Lifetime Risk of Breast Cancer by Sociodemographic Characteristics
A higher proportion of non-Hispanic white women in this sample had a lifetime risk of breast cancer ≥20% than non-Hispanic black or Hispanic women (1.9%, 0.1% and 0.6% respectively). Women with at least some college were also slightly more likely to have a risk of breast cancer ≥20% compared to women who had a high school education or less (1.6% vs. 1.3%).
Use of MRI by Women with a Lifetime Risk <20%
Among those at average risk, non-Hispanic white women were 69% more likely than non-Hispanic black women (RR: 1.69; 95% CI 1.11 – 2.57) to receive screening MRI (Table 2). There were no differences in MRI use between Hispanic or other non-white women and non-Hispanic black women. After adjustment for race, level of education, age at first exam in study period, and exam year in addition to registry, non-Hispanic white women were 62% more likely than non-white women to receive a screening MRI (RR 1.62; 95% CI 1.32-1.98). Average risk women who had at least a college education were 132% more likely than women with a high school education or less (RR 2.32; 95% CI 1.76 – 3.06 after adjustment) and 43% more likely than those with some college to receive a screening MRI (for women with a high school education or less relative to those with at least a college education: RR 1.43; 95% CI 1.04 – 1.96).
Table 2.
Use of screening MRI by women with a Gail lifetime risk < 20%.

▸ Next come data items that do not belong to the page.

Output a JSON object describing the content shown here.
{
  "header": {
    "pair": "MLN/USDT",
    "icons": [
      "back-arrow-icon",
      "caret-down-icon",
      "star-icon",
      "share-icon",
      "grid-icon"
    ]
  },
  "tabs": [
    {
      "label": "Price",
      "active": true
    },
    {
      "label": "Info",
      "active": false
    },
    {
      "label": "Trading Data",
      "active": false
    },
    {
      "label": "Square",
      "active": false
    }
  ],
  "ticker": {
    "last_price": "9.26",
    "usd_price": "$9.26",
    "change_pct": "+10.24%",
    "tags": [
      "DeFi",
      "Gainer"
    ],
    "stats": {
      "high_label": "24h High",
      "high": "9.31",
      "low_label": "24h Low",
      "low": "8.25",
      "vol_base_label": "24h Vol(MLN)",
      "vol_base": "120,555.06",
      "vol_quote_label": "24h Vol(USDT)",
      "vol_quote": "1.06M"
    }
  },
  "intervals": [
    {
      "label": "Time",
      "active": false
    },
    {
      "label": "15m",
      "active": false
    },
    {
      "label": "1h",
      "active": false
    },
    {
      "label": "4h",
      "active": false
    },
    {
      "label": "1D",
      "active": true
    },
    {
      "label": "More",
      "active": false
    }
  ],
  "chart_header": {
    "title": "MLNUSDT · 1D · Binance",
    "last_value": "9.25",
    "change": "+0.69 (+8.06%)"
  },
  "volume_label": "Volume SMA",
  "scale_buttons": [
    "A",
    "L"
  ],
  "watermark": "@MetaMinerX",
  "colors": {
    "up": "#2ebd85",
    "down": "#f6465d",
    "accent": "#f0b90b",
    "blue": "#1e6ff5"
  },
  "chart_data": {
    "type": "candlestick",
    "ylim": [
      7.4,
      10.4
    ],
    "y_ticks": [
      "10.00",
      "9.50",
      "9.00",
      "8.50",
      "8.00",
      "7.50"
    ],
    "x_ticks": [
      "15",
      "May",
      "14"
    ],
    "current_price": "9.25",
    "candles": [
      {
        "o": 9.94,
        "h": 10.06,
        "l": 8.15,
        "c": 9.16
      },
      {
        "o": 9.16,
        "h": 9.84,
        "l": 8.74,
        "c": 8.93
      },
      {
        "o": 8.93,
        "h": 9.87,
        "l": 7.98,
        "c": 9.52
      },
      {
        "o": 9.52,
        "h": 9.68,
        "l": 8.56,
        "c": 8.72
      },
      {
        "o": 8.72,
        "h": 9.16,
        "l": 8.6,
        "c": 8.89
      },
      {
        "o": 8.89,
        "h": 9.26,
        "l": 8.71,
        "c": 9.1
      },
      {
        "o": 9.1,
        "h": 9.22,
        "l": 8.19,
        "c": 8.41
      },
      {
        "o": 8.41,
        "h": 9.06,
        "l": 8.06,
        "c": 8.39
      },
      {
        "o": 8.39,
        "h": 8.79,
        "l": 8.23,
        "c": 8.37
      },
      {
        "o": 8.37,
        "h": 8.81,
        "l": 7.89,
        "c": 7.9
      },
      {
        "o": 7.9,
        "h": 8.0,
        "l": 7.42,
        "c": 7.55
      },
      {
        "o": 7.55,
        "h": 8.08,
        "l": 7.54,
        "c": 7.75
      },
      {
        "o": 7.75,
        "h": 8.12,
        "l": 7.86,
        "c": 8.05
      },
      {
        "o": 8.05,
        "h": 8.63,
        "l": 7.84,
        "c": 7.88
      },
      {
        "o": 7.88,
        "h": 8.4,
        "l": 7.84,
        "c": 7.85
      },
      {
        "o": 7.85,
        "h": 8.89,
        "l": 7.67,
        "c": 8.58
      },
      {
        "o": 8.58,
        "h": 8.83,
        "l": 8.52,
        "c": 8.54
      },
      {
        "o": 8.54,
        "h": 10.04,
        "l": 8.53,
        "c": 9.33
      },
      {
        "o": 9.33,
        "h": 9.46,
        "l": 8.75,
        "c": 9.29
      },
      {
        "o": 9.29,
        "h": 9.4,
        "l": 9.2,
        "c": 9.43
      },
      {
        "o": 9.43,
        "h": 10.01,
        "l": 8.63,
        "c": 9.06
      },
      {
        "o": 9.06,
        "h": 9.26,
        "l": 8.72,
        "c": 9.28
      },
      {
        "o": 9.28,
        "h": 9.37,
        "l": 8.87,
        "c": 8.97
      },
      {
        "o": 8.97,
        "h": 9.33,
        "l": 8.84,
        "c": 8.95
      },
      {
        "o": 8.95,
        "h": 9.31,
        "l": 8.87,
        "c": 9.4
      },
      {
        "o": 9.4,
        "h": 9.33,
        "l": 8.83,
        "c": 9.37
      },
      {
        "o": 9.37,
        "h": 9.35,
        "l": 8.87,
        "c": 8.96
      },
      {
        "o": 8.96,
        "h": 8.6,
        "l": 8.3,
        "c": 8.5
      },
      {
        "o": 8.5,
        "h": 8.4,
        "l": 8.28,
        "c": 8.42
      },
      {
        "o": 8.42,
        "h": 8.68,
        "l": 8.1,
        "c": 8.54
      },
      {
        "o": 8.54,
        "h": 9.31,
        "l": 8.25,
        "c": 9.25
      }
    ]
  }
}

| Characteristic | RR* | 95% CI | RR** | 95% CI |
|---|---|---|---|---|
| Race | ||||
| Non-Hispanic white | 1.69 | (0.11, 2.57) | 1.62 | (1.32, 1.98) |
| Non-Hispanic black | 1.00 | -- -- | ||
| Hispanic | 0.95 | (0.56, 1.60) | ||
| Other | 0.88 | (0.56, 1.39) | ||
| Non-white | 1.00 | -- -- | ||
| Level of Education | ||||
| High school graduate, GED, or less | 1.00 | -- -- | 1.00 | -- -- |
| Some college or technical school | 1.63 | (1.19, 2.23) | 1.43 | (1.04, 1.96) |
| College graduate or higher | 3.04 | (2.33, 3.96) | 2.32 | (1.76, 3.06) |
Adjusted for registry.
Adjusted for race, level of education, age at first exam, exam year and registry.
Use of Screening MRI by Women with a Lifetime Risk ≥20%
Among women with a lifetime risk of breast cancer of ≥20%, there was no statistically significant difference in use of screening MRI by race or ethnicity (Table 3). High-risk women who had a high school education or less were 60% less likely to receive screening MRI than those who had graduated from college (RR 0.40; 95% CI 0.25 – 0.63 after adjustment). There was also a similar trend for women with some college but who had not graduated (RR 0.81; 95% CI 0.60 – 1.09 after adjustment).
Table 3.
Use of Screening MRI among women with a Gail risk >= 20%
| Characteristic | RR* | 95% CI | RR** | 95% CI |
|---|---|---|---|---|
| Race | ||||
| Non-Hispanic white | 1.00 | -- -- | 1.00 | -- -- |
| Non-Hispanic black | -- | -- -- | - | -- -- |
| Hispanic | 0.87 | (0.36, 2.11) | - | -- -- |
| Other | 0.72 | (0.39, 1.33) | 0.73 | (0.44, 1.21) |
| Level of Education | ||||
| High school graduate, GED, or less |
0.34 | (0.22, 0.55) | 0.40 | (0.25, 0.63) |
| Some college or technical school |
0.76 | (0.56, 1.02) | 0.81 | (0.60, 1.09) |
| College graduate or higher | 1.00 | -- -- | 1.00 | -- -- |
Adjusted for registry.
Adjusted for race, level of education, age at first exam, exam year, and registry.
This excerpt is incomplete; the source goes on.